Le cœur du problème est clair : le chantier est à l'arrêt depuis deux semaines, l'entrepreneur refusant de poursuivre les travaux, invoquant des dettes impayées de plusieurs millions d'euros auprès des autorités locales. Ce bras de fer financier bloque les poseurs d'asphalte et les ouvriers en bord de route, tandis que le temps presse inexorablement. Plus haut, sur la même étape, des travaux de consolidation sont toujours en cours, dans l'espoir de les achever dans les délais, mais la situation générale reste préoccupante.

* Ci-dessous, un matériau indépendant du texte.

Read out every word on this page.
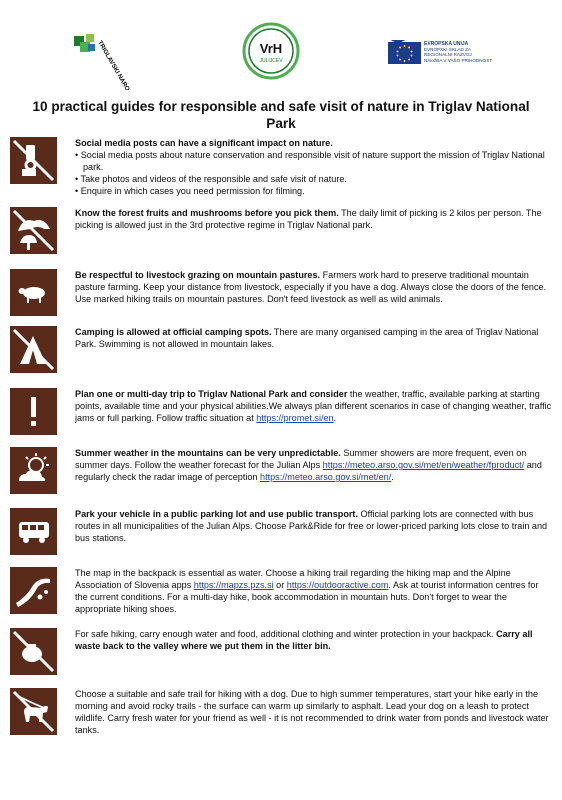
TRIGLAVSKI NARODNI PARK	VrH
JULIJCEV
EVROPSKA UNIJA
EVROPSKI SKLAD ZA
REGIONALNI RAZVOJ
NAložBA V VAŠO PRIHODNOST
10 practical guides for responsible and safe visit of nature in Triglav National Park
Social media posts can have a significant impact on nature.
• Social media posts about nature conservation and responsible visit of nature support the mission of Triglav National park.
• Take photos and videos of the responsible and safe visit of nature.
• Enquire in which cases you need permission for filming.
Know the forest fruits and mushrooms before you pick them. The daily limit of picking is 2 kilos per person. The picking is allowed just in the 3rd protective regime in Triglav National park.
Be respectful to livestock grazing on mountain pastures. Farmers work hard to preserve traditional mountain pasture farming. Keep your distance from livestock, especially if you have a dog. Always close the doors of the fence. Use marked hiking trails on mountain pastures. Don't feed livestock as well as wild animals.
Camping is allowed at official camping spots. There are many organised camping in the area of Triglav National Park. Swimming is not allowed in mountain lakes.
Plan one or multi-day trip to Triglav National Park and consider the weather, traffic, available parking at starting points, available time and your physical abilities.We always plan different scenarios in case of changing weather, traffic jams or full parking. Follow traffic situation at https://promet.si/en.
Summer weather in the mountains can be very unpredictable. Summer showers are more frequent, even on summer days. Follow the weather forecast for the Julian Alps https://meteo.arso.gov.si/met/en/weather/fproduct/ and regularly check the radar image of perception https://meteo.arso.gov.si/met/en/.
Park your vehicle in a public parking lot and use public transport. Official parking lots are connected with bus routes in all municipalities of the Julian Alps. Choose Park&Ride for free or lower-priced parking lots close to train and bus stations.
The map in the backpack is essential as water. Choose a hiking trail regarding the hiking map and the Alpine Association of Slovenia apps https://mapzs.pzs.si or https://outdooractive.com. Ask at tourist information centres for the current conditions. For a multi-day hike, book accommodation in mountain huts. Don't forget to wear the appropriate hiking shoes.
For safe hiking, carry enough water and food, additional clothing and winter protection in your backpack. Carry all waste back to the valley where we put them in the litter bin.
Choose a suitable and safe trail for hiking with a dog. Due to high summer temperatures, start your hike early in the morning and avoid rocky trails - the surface can warm up similarly to asphalt. Lead your dog on a leash to protect wildlife. Carry fresh water for your friend as well - it is not recommended to drink water from ponds and livestock water tanks.
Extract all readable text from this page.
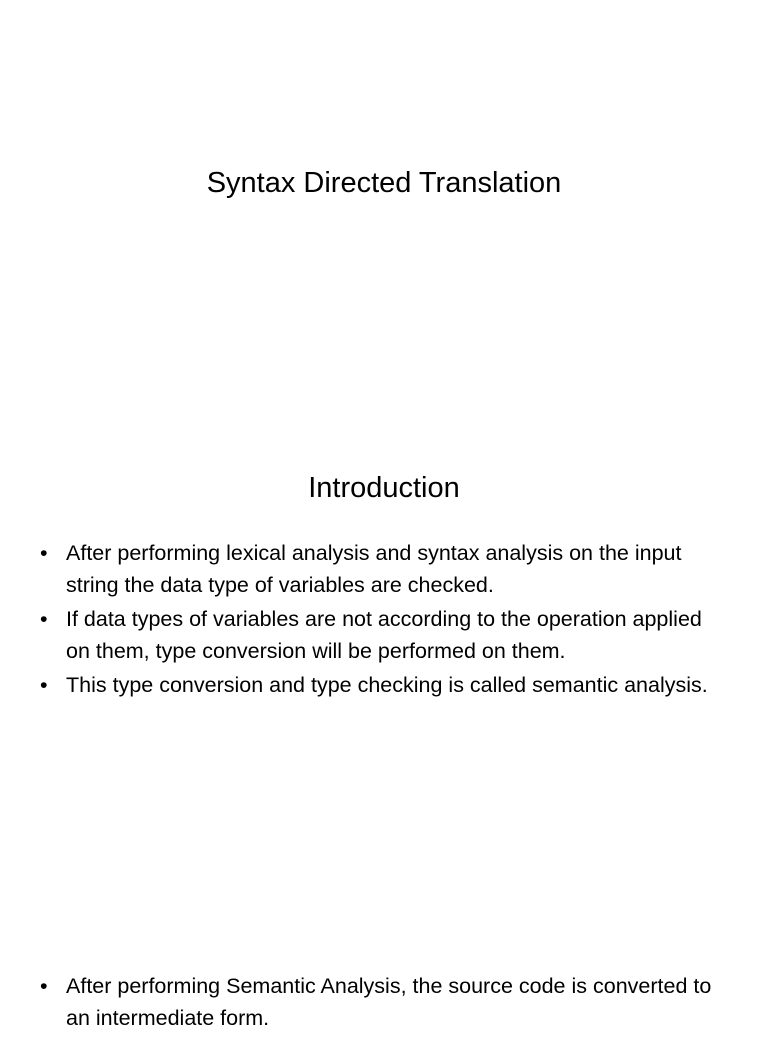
Syntax Directed Translation
Introduction
• After performing lexical analysis and syntax analysis on the input string the data type of variables are checked.
• If data types of variables are not according to the operation applied on them, type conversion will be performed on them.
• This type conversion and type checking is called semantic analysis.
• After performing Semantic Analysis, the source code is converted to an intermediate form.
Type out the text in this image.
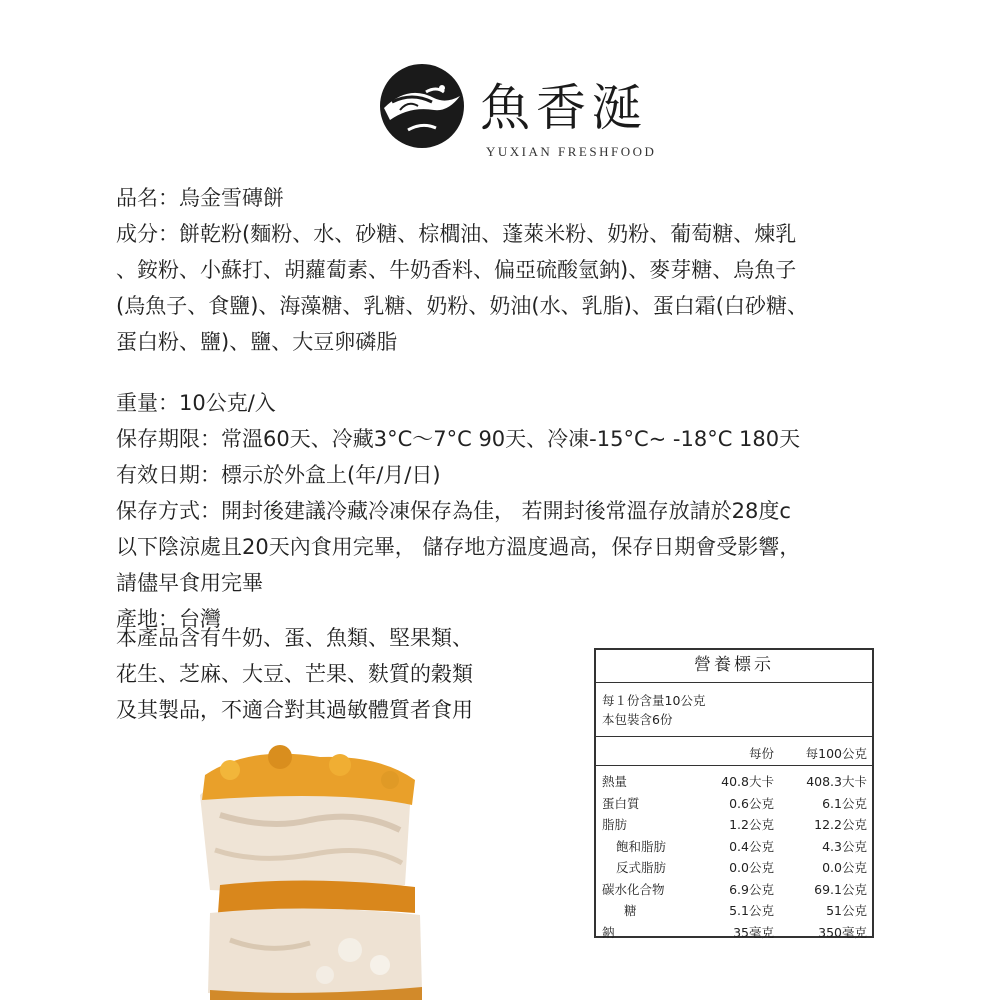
魚香涎
YUXIAN FRESHFOOD
品名：烏金雪磚餅
成分：餅乾粉(麵粉、水、砂糖、棕櫚油、蓬萊米粉、奶粉、葡萄糖、煉乳
、銨粉、小蘇打、胡蘿蔔素、牛奶香料、偏亞硫酸氫鈉)、麥芽糖、烏魚子
(烏魚子、食鹽)、海藻糖、乳糖、奶粉、奶油(水、乳脂)、蛋白霜(白砂糖、
蛋白粉、鹽)、鹽、大豆卵磷脂
重量：10公克/入
保存期限：常溫60天、冷藏3°C～7°C 90天、冷凍-15°C~ -18°C 180天
有效日期：標示於外盒上(年/月/日)
保存方式：開封後建議冷藏冷凍保存為佳， 若開封後常溫存放請於28度c
以下陰涼處且20天內食用完畢， 儲存地方溫度過高，保存日期會受影響，
請儘早食用完畢
產地：台灣
本產品含有牛奶、蛋、魚類、堅果類、
花生、芝麻、大豆、芒果、麩質的穀類
及其製品，不適合對其過敏體質者食用
營養標示
每１份含量10公克
本包裝含6份
每份	每100公克
熱量	40.8大卡	408.3大卡
蛋白質	0.6公克	6.1公克
脂肪	1.2公克	12.2公克
飽和脂肪	0.4公克	4.3公克
反式脂肪	0.0公克	0.0公克
碳水化合物	6.9公克	69.1公克
糖	5.1公克	51公克
鈉	35毫克	350毫克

La Bulgarie n'est pas étrangère à ce type de pression : le Giro d'Italia a déjà été au centre de polémiques ces derniers mois, en raison de désaccords sur les frais de déplacement des équipes, d'une instabilité politique interne et de problèmes d'organisation. RCS Sport et les autorités bulgares ont encore le temps de trouver une solution, mais chaque jour sans ouvriers est un jour que le Giro d'Italia ne peut se permettre de perdre.